I shrug my shoulders and shake my head. “There’s nothing,” I tell her. I raise my right hand, three fingers held tightly together.

“What’s that?”

“Boy Scout sign,” I tell her.

“When were you in the Scouts?”

“You don’t have to belong to know the sign.”

“Exactly, and stop trying to change the subject.” Sarah studies me for a couple of seconds. “Dad, I’m worried about you.”

“Why?”

“Because you’re a basket case. I know we’ve both been through a lot. The last several months haven’t been easy for either of us. But it’s over. Look out there.” She points toward the front window in the living room. “The cameras are gone. Those people are off our front lawn. And unless we’ve moved to hell, they won’t be coming back. You don’t have to worry anymore.”

“I know.”

She glances down toward the floor for a moment and collects her thoughts. “You know, Dad, I’ve been thinking. It might be good if you got some help,” she says.

“Excuse me?”

“I’m talking about professional help,” she says. “Since what happened at North Island you’re not the same person anymore.
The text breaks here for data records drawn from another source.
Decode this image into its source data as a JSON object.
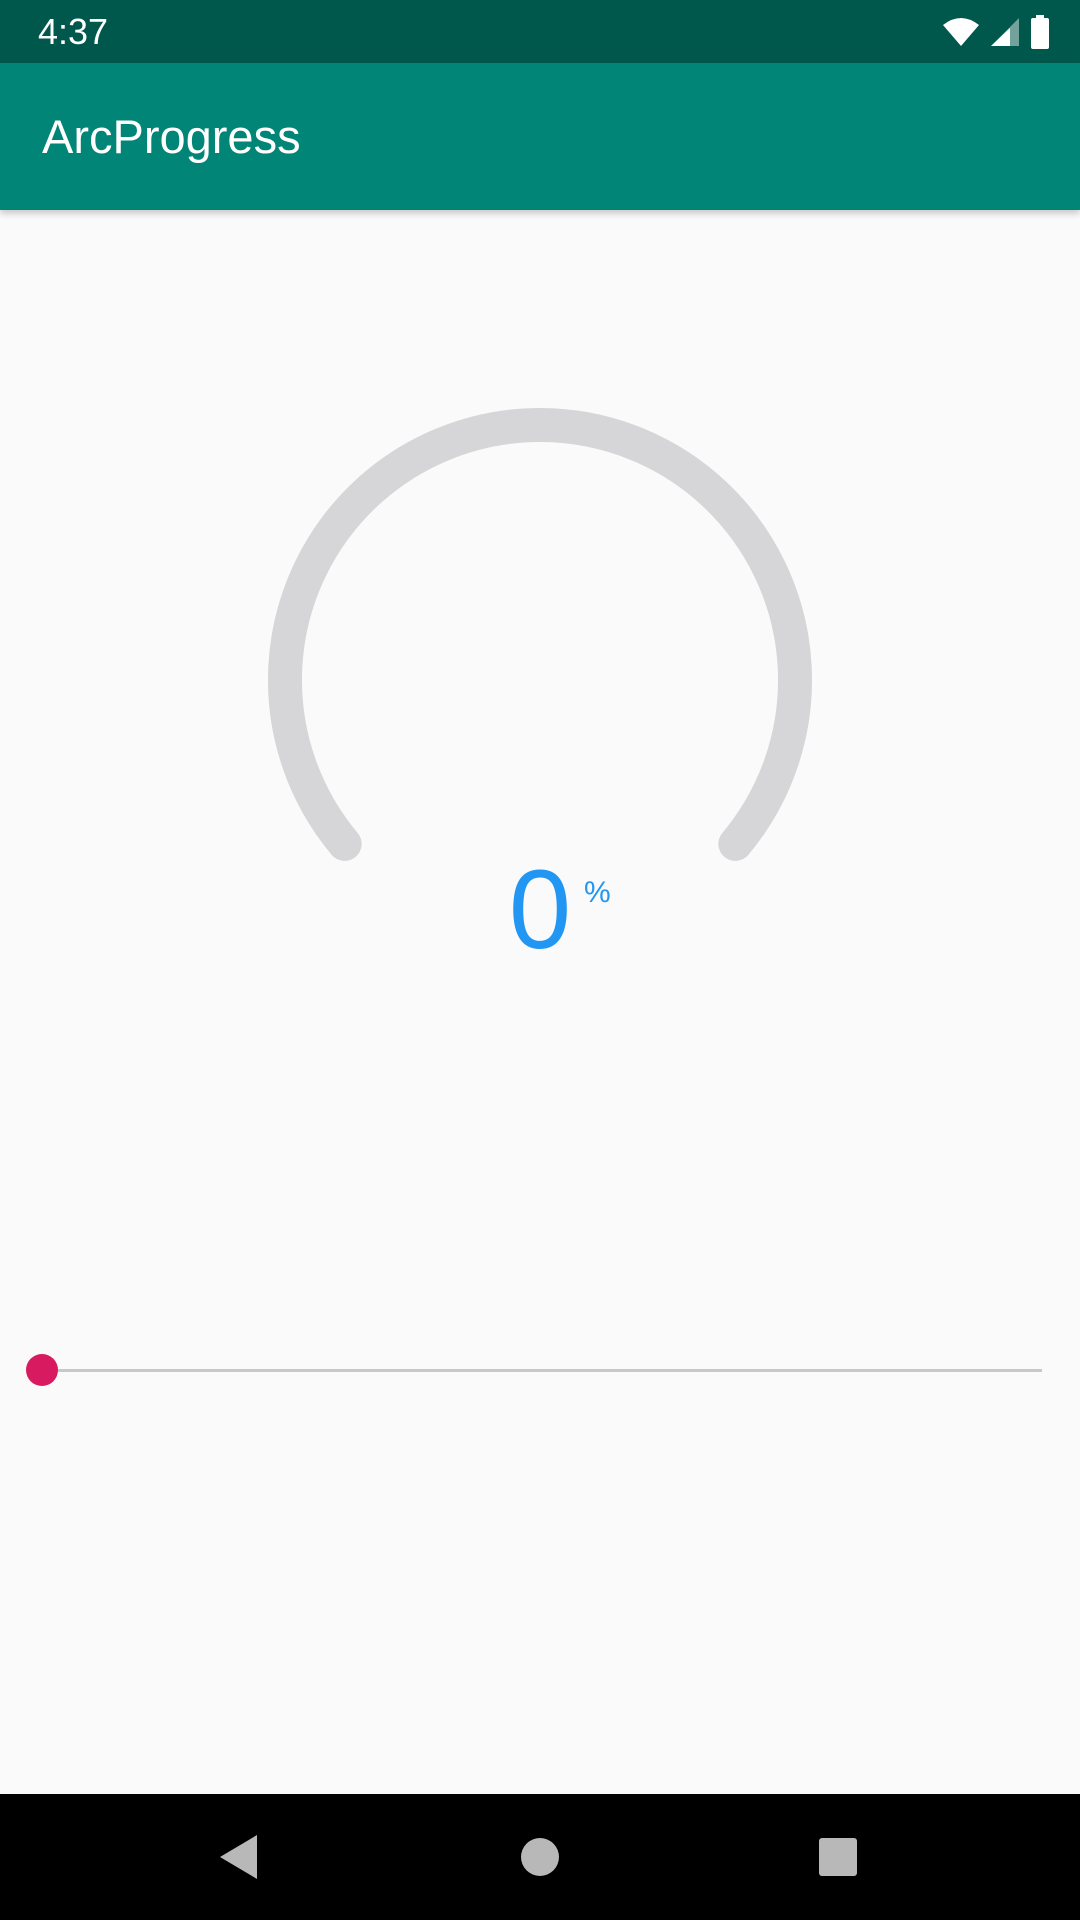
{
  "status_bar": {
    "time": "4:37",
    "icons": [
      "wifi-icon",
      "signal-icon",
      "battery-icon"
    ],
    "background_color": "#00574b"
  },
  "app_bar": {
    "title": "ArcProgress",
    "background_color": "#008577"
  },
  "arc_progress": {
    "value": "0",
    "suffix": "%",
    "progress_fraction": 0.0,
    "track_color": "#d6d6d9",
    "text_color": "#2196f3"
  },
  "seekbar": {
    "progress_fraction": 0.0,
    "accent_color": "#d81b60"
  },
  "nav_bar": {
    "buttons": [
      "back-icon",
      "home-icon",
      "recents-icon"
    ]
  }
}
You’re never happy. You’re always worried. It seems like you’re constantly looking over your shoulder, as if something bad is about to happen. Is there some reason for this?”

“No…I guess I’m just…well, you know…”

“No, I don’t!”

“A little jumpy!” I snap at her.

“That’s what I mean. You need help,” she says. “I know you don’t want to talk to me about what happened that day. And if it makes you uncomfortable, I understand. But you need to talk to somebody.”

She stands there looking at me.

At first I don’t say anything. When the words finally come out, it’s as if they are emitted from some feeble golem-like ghost buried in the depths of my soul-“I’m all right.”

“I don’t know everything that happened that day, only what I read in the papers. But I know it must have been awful. It had to be-the noise, the violence, people being shot and killed like that. I am guessing that you saw a lot of it.”

“You know what they say: ‘As long as the right people get shot.’” I try to make light of it.

“Don’t even joke,” she says. “It doesn’t matter whether they were good or bad or what they were doing. They still died and you had to watch it. There’s no shame in seeing a therapist,” says Sarah. “There is such a thing as post-traumatic stress.” She pauses for a moment and looks away. “I didn’t want to say anything, but I found the pistol in your nightstand.”

Whoops!

“When did that start?” she asks. “We’ve never had a gun in the house before. Not that I know of.”

“No. You’re right.” A set of headlights flash as a car turns into the driveway out in front.

“I should have told you. Thorpe, you remember, the man from the FBI. He told Harry and me and Herman that there’s probably nothing to worry about, but until they tie up all the loose ends, it wouldn’t be a bad idea to keep some form of self-protection in the house.”